Thankfully, worldwide building codes have been brought up to scratch, so you no longer have to worry about asbestos, and in connection, knowing whether you have Mesothelioma or not. However, we do have to consider some other rather pressing concerns when it comes to choosing a hotel – this is where you will call home for perhaps a week, a place that will keep you and your belongings safe, a place you should be able to trust.
Leave your bags by the pool (it’ll be fine, honest)

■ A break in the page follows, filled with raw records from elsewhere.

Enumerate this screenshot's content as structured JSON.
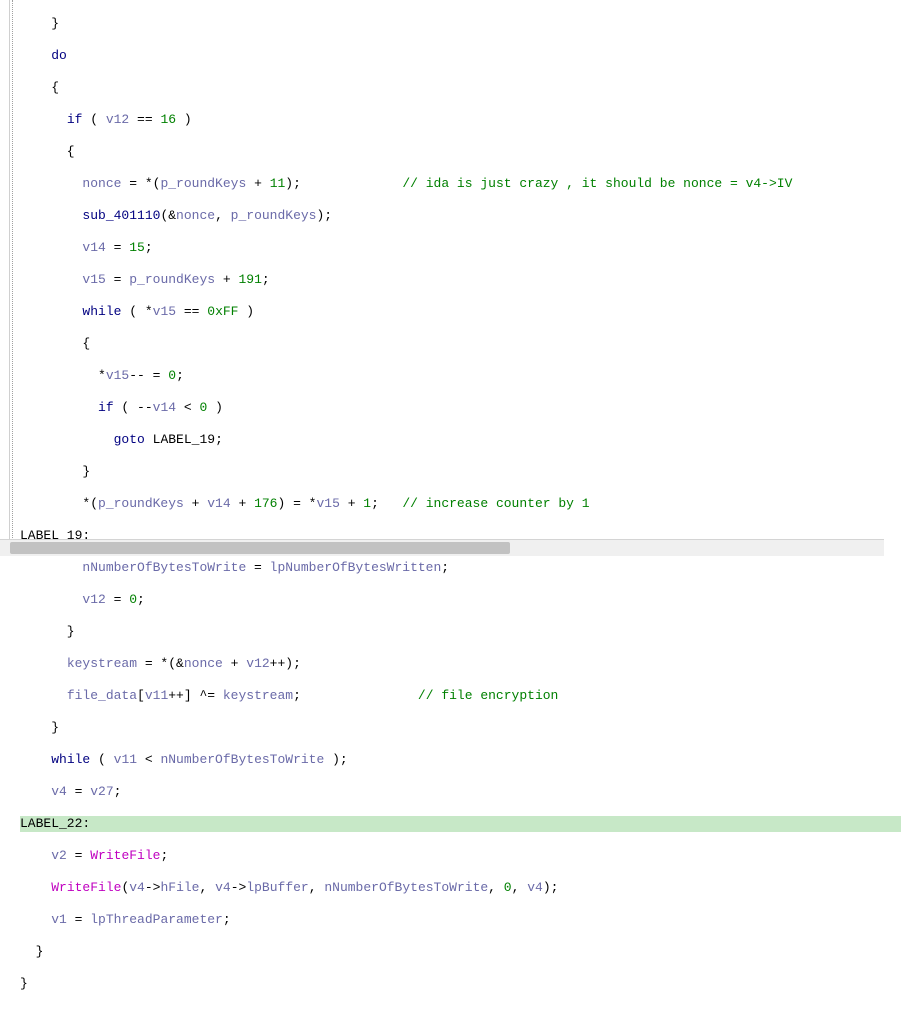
{
  "l1": "    }",
  "l2a": "    ",
  "l2b": "do",
  "l3": "    {",
  "l4a": "      ",
  "l4b": "if",
  "l4c": " ( ",
  "l4d": "v12",
  "l4e": " == ",
  "l4f": "16",
  "l4g": " )",
  "l5": "      {",
  "l6a": "        ",
  "l6b": "nonce",
  "l6c": " = *(",
  "l6d": "p_roundKeys",
  "l6e": " + ",
  "l6f": "11",
  "l6g": ");",
  "l6h": "             ",
  "l6i": "// ida is just crazy , it should be nonce = v4->IV",
  "l7a": "        ",
  "l7b": "sub_401110",
  "l7c": "(&",
  "l7d": "nonce",
  "l7e": ", ",
  "l7f": "p_roundKeys",
  "l7g": ");",
  "l8a": "        ",
  "l8b": "v14",
  "l8c": " = ",
  "l8d": "15",
  "l8e": ";",
  "l9a": "        ",
  "l9b": "v15",
  "l9c": " = ",
  "l9d": "p_roundKeys",
  "l9e": " + ",
  "l9f": "191",
  "l9g": ";",
  "l10a": "        ",
  "l10b": "while",
  "l10c": " ( *",
  "l10d": "v15",
  "l10e": " == ",
  "l10f": "0xFF",
  "l10g": " )",
  "l11": "        {",
  "l12a": "          *",
  "l12b": "v15",
  "l12c": "-- = ",
  "l12d": "0",
  "l12e": ";",
  "l13a": "          ",
  "l13b": "if",
  "l13c": " ( --",
  "l13d": "v14",
  "l13e": " < ",
  "l13f": "0",
  "l13g": " )",
  "l14a": "            ",
  "l14b": "goto",
  "l14c": " ",
  "l14d": "LABEL_19",
  "l14e": ";",
  "l15": "        }",
  "l16a": "        *(",
  "l16b": "p_roundKeys",
  "l16c": " + ",
  "l16d": "v14",
  "l16e": " + ",
  "l16f": "176",
  "l16g": ") = *",
  "l16h": "v15",
  "l16i": " + ",
  "l16j": "1",
  "l16k": ";   ",
  "l16l": "// increase counter by 1",
  "l17": "LABEL_19:",
  "l18a": "        ",
  "l18b": "nNumberOfBytesToWrite",
  "l18c": " = ",
  "l18d": "lpNumberOfBytesWritten",
  "l18e": ";",
  "l19a": "        ",
  "l19b": "v12",
  "l19c": " = ",
  "l19d": "0",
  "l19e": ";",
  "l20": "      }",
  "l21a": "      ",
  "l21b": "keystream",
  "l21c": " = *(&",
  "l21d": "nonce",
  "l21e": " + ",
  "l21f": "v12",
  "l21g": "++);",
  "l22a": "      ",
  "l22b": "file_data",
  "l22c": "[",
  "l22d": "v11",
  "l22e": "++] ^= ",
  "l22f": "keystream",
  "l22g": ";",
  "l22h": "               ",
  "l22i": "// file encryption",
  "l23": "    }",
  "l24a": "    ",
  "l24b": "while",
  "l24c": " ( ",
  "l24d": "v11",
  "l24e": " < ",
  "l24f": "nNumberOfBytesToWrite",
  "l24g": " );",
  "l25a": "    ",
  "l25b": "v4",
  "l25c": " = ",
  "l25d": "v27",
  "l25e": ";",
  "l26": "LABEL_22:",
  "l27a": "    ",
  "l27b": "v2",
  "l27c": " = ",
  "l27d": "WriteFile",
  "l27e": ";",
  "l28a": "    ",
  "l28b": "WriteFile",
  "l28c": "(",
  "l28d": "v4",
  "l28e": "->",
  "l28f": "hFile",
  "l28g": ", ",
  "l28h": "v4",
  "l28i": "->",
  "l28j": "lpBuffer",
  "l28k": ", ",
  "l28l": "nNumberOfBytesToWrite",
  "l28m": ", ",
  "l28n": "0",
  "l28o": ", ",
  "l28p": "v4",
  "l28q": ");",
  "l29a": "    ",
  "l29b": "v1",
  "l29c": " = ",
  "l29d": "lpThreadParameter",
  "l29e": ";",
  "l30": "  }",
  "l31": "}"
}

If you’re met at the hotel by some sort of concierge who informs you to leave your bags by the pool and follow them to reception, don’t dream of following this instruction. Hotels like to keep clunky baggage out of reception. It gives an impression of a smooth flow and uncluttered high society. But to leave your luggage unattended is insane. You wouldn’t leave your laptop on a park bench while you stepped over the road to buy a coffee, so don’t listen to the hotel staff telling you that the ‘free luggage to any thief who happens to be passing’ plan is acceptable.
Secure your room
OK. This is scare-mongering time. But it’s information worth knowing. Thieves are known to take summer jobs in hotels. They have easy access to keys and they may even be expected to enter your room for cleaning duties. Keep valuables in the safe, and if you are in your room, use the deadbolt (if one is available) or wedge the door shut using a doorstop or a chair under the handle – especially if you are in the shower (this is prime thieving time, as you are unlikely to hear them or give chase).
And, last tip, if you lose your keycard, change rooms. Anyone could find it.